Um solche Studiengänge als Fachstudiengänge anbieten zu können, werden mindestens drei Professuren benötigt; Fächer, die ungeachtet der Studierendenzahl mit weniger Professuren auskommen müssen, können sich unter diesen Umständen nur an so genannten Cluster-Studiengängen beteiligen, die auf der Bachelor-Ebene mehrere Fächer zusammenfassen, etwa nach dem Muster: ein Drittel Musikwissenschaft, ein Drittel Kunstgeschichte, ein Drittel Medienwissenschaft. Das heißt aber auch: Der Anteil eines Faches beträgt in einem ohnedies gegenüber der bisherigen Usance verkürzten Studium nur noch ein Bruchteil dessen, was bisher studiert wurde, was auch bedeutet, dass sich beim Übergang zu einem fachbezogenen Masterprogramm dramatische Defizite auftun – denn um die Lücken zu füllen, müsste das Masterprogramm mit der Vermittlung von zusätzlichem Grundlagenwissen belastet werden, was sich seinerseits in einer Art Domino-Effekt auf die in Zukunft ohnedies zeitlich begrenzte Promotionsphase auswirken würde.

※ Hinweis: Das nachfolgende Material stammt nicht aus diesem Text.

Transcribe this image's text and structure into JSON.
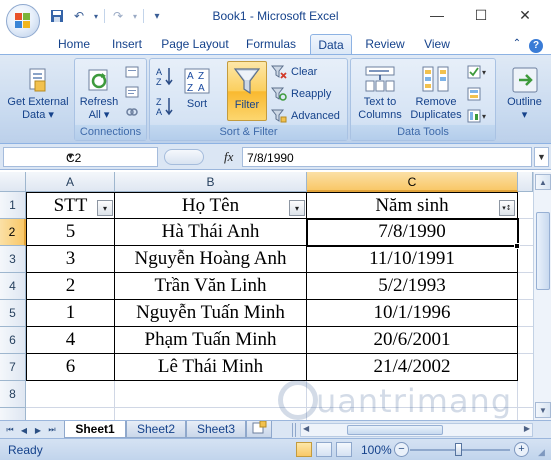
{
  "window": {
    "title": "Book1 - Microsoft Excel",
    "controls": {
      "minimize": "—",
      "maximize": "☐",
      "close": "✕"
    }
  },
  "quick_access": {
    "save": "💾",
    "undo": "↶",
    "redo": "↷",
    "customize": "▾"
  },
  "ribbon": {
    "tabs": [
      "Home",
      "Insert",
      "Page Layout",
      "Formulas",
      "Data",
      "Review",
      "View"
    ],
    "active_tab": "Data",
    "groups": {
      "external": {
        "button": "Get External Data",
        "line1": "Get External",
        "line2": "Data ▾"
      },
      "connections": {
        "label": "Connections",
        "refresh_line1": "Refresh",
        "refresh_line2": "All ▾"
      },
      "sort_filter": {
        "label": "Sort & Filter",
        "sort": "Sort",
        "filter": "Filter",
        "clear": "Clear",
        "reapply": "Reapply",
        "advanced": "Advanced"
      },
      "data_tools": {
        "label": "Data Tools",
        "text_to_columns_1": "Text to",
        "text_to_columns_2": "Columns",
        "remove_duplicates_1": "Remove",
        "remove_duplicates_2": "Duplicates"
      },
      "outline": {
        "button": "Outline",
        "arrow": "▾"
      }
    }
  },
  "formula_bar": {
    "name_box": "C2",
    "fx": "fx",
    "value": "7/8/1990"
  },
  "sheet": {
    "columns": [
      "A",
      "B",
      "C"
    ],
    "rows": [
      "1",
      "2",
      "3",
      "4",
      "5",
      "6",
      "7",
      "8"
    ],
    "headers": [
      "STT",
      "Họ Tên",
      "Năm sinh"
    ],
    "filter_glyphs": [
      "▾",
      "▾",
      "▾↕"
    ],
    "data": [
      [
        "5",
        "Hà Thái Anh",
        "7/8/1990"
      ],
      [
        "3",
        "Nguyễn Hoàng Anh",
        "11/10/1991"
      ],
      [
        "2",
        "Trần Văn Linh",
        "5/2/1993"
      ],
      [
        "1",
        "Nguyễn Tuấn Minh",
        "10/1/1996"
      ],
      [
        "4",
        "Phạm Tuấn Minh",
        "20/6/2001"
      ],
      [
        "6",
        "Lê Thái Minh",
        "21/4/2002"
      ]
    ]
  },
  "sheet_tabs": [
    "Sheet1",
    "Sheet2",
    "Sheet3"
  ],
  "active_sheet": "Sheet1",
  "status": {
    "ready": "Ready",
    "zoom": "100%",
    "zoom_minus": "−",
    "zoom_plus": "+"
  },
  "watermark": "uantrimang",
  "colors": {
    "accent": "#15428b",
    "ribbon": "#c7d9ef",
    "selection": "#f9c868"
  }
}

Dass kleine Fächer durch solche integrierten Studiengänge "gerettet" werden könnten, ist ein kurzsichtiger Traum; es steht wohl eher zu befürchten, dass sie durch derartige Zusammenlegungen mittelfristig marginalisiert und langfristig abgeschafft werden.

Die "Ruperto Carola" ist ein Forschungsmagazin, und es muss die Frage erlaubt, sein, was ein solches Thema aus den Niederungen der Anfängerlehre an dieser Stelle zu suchen hat. Sagen wir es mit Entwicklungen, die andernorts bereits im Gange sind: Um ihre Studiengänge personell besser ausstatten und die Lehre breiter anlegen zu können, hat die Universität Bielefeld beschlossen, kleine Fächer wie die Romanistik zu schließen. Ja, Sie haben richtig gelesen: Romanistik (in Heidelberg immerhin ein Fach mit rund 1400 Studierenden) gilt unter derartigen Auspizien bereits als kleines Fach. Deutlicher kann die Gefahr nicht benannt werden, die den wirklich kleinen Fächern mit wenigen Professuren nach einer relativ kurzen Inkubationszeit droht: Wer nicht mehr lehrt, kann irgendwann auch nicht mehr forschen; wer keine Bachelor-Absolventen produziert, kann seine Master-Studierenden nur von außen holen. Woher aber sollen die Masteraspiranten kommen, wenn niemand mehr Bachelor-Absolventen mit fachspezifischen Qualifikationen entlässt? An diesem Beispiel wird deutlich, wie unmittelbar sich Veränderungen in der Lehre auf die Forschung auswirken.

Alle reden von der Exzellenzinitiative, und damit ist ausschließlich Exzellenz in der Forschung gemeint. Es wäre freilich gut, wenn bei dem Wettbewerb um die Millionen die Erkenntnis nicht verloren ginge, dass exzellente Forschung im ersten Semester ihren Anfang nimmt.